Esse tema tinha grande importância social e o genial Gregório de Matos, que viveu no mesmo século, em seus temidos versos, fez completo relato das doenças venérias, indicando nominalmente o portador da doença.
Entre as maravilhosas e precisas descrições médicas feitas pelo médico holandês, está a do escorbuto, comum entre os marujos seiscentista. Ele recomendava o uso, em grande quantidade, do suco de limão e maracujá.
Além das doenças com os respectivos quadros clínicos e tratamento, Piso no seu ‘História Natural do Brasil’, fez a classificação de dezenas de plantas e animais, todas elas acompanhadas de desenhos preciosos e detalhados.
A simplicidade do raciocínio científico adotado por ele, faz com que além de continuarem atuais, sob alguns aspectos, pareçam absurdas algumas recomendações de médicos do mesmo período, que prescreviam ratos domésticos com outro em pó puríssimo.

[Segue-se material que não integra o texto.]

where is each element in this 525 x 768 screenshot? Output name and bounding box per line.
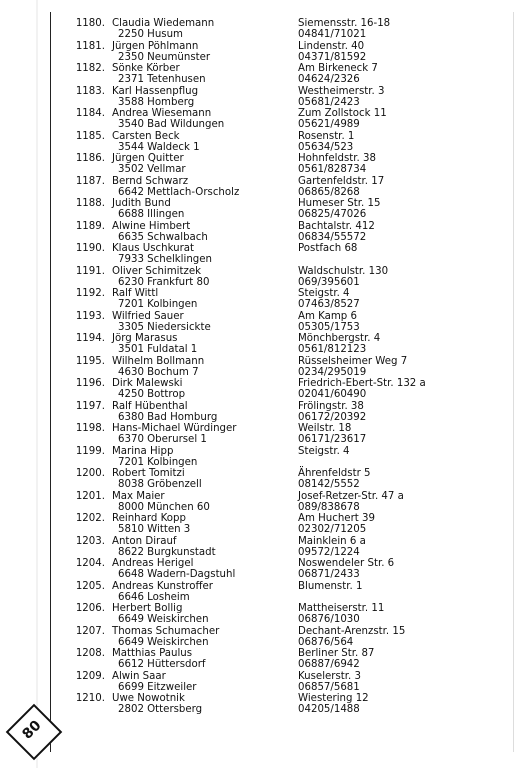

O grande professor de Guilherme Piso foi o pajé com a sua sabedoria e conhecimento acumulados ao longo dos séculos. Ele reconhece em diversas passagens do seu livro, a superioridade da medicação indígena sobre a européia e dá o seu testemunho: ‘Os índios prescindem de laboratórios, a demais, sempre tem a mão sucos verdes e frescos de ervas. Enjeitam os remédios compostos de vários ingredientes, preferem os mais simples’.
Não resta dúvida de que os espírito crítico de Piso na comparação de algumas das fórmulas terapêuticas européias do século XVII que incluíam osso de crânio de homens mortos em acidentes, fezes humanas e pó de múmia com a simplicidade dos remédios utilizados pelos índios e principalmente pela qualidade de vida destes, não deixou dúvida quanto ao julgamento sensato da supremacia da medicina indígena.
Inquestionavelmente, verdadeiro e atual é o depoimento histórico de Piso em relação ao gencídio indígena: ‘Outrora, antes de conhecerem os lusitanos, eram numerosos e quase indefinitos; e as aldeias por toda a parte, eram tantas que os mais, entendidos exploradores das Índias duvidaram se haveria região do mundo mais povoada que o Brasil. Agora, porém estão reduzidos a pequenos número, pois pela crueldade dos lusitanos uns foram quase totalmente exterminados, outros arrastados à mísera escravidão, outros obrigados a salvar-se fugindo e ocultando-se no interior do continente’.
É evidente que seria absurdo pensar em retornar à prática médica indígena com exclusividade, porém é necessário fazer uma reflexão do que representa um paciente queimado pela radiação da bomba de cobalto ou pelos efeitos secundários da quimioterapia anticancerosa, mal indicadas freqüentemente não alteram a sobrevivência, mas certamente pioram a qualidade da pouca vida que restará ao paciente, sem falar das questões éticas e moral envolvidas.
Torna-se necessário questionar omaniqueísmo cego da medicina ocidental consumista e busca na pesquisa, alternativa para o desconhecimento de inúmeros aspectos do binômio saúde/doença.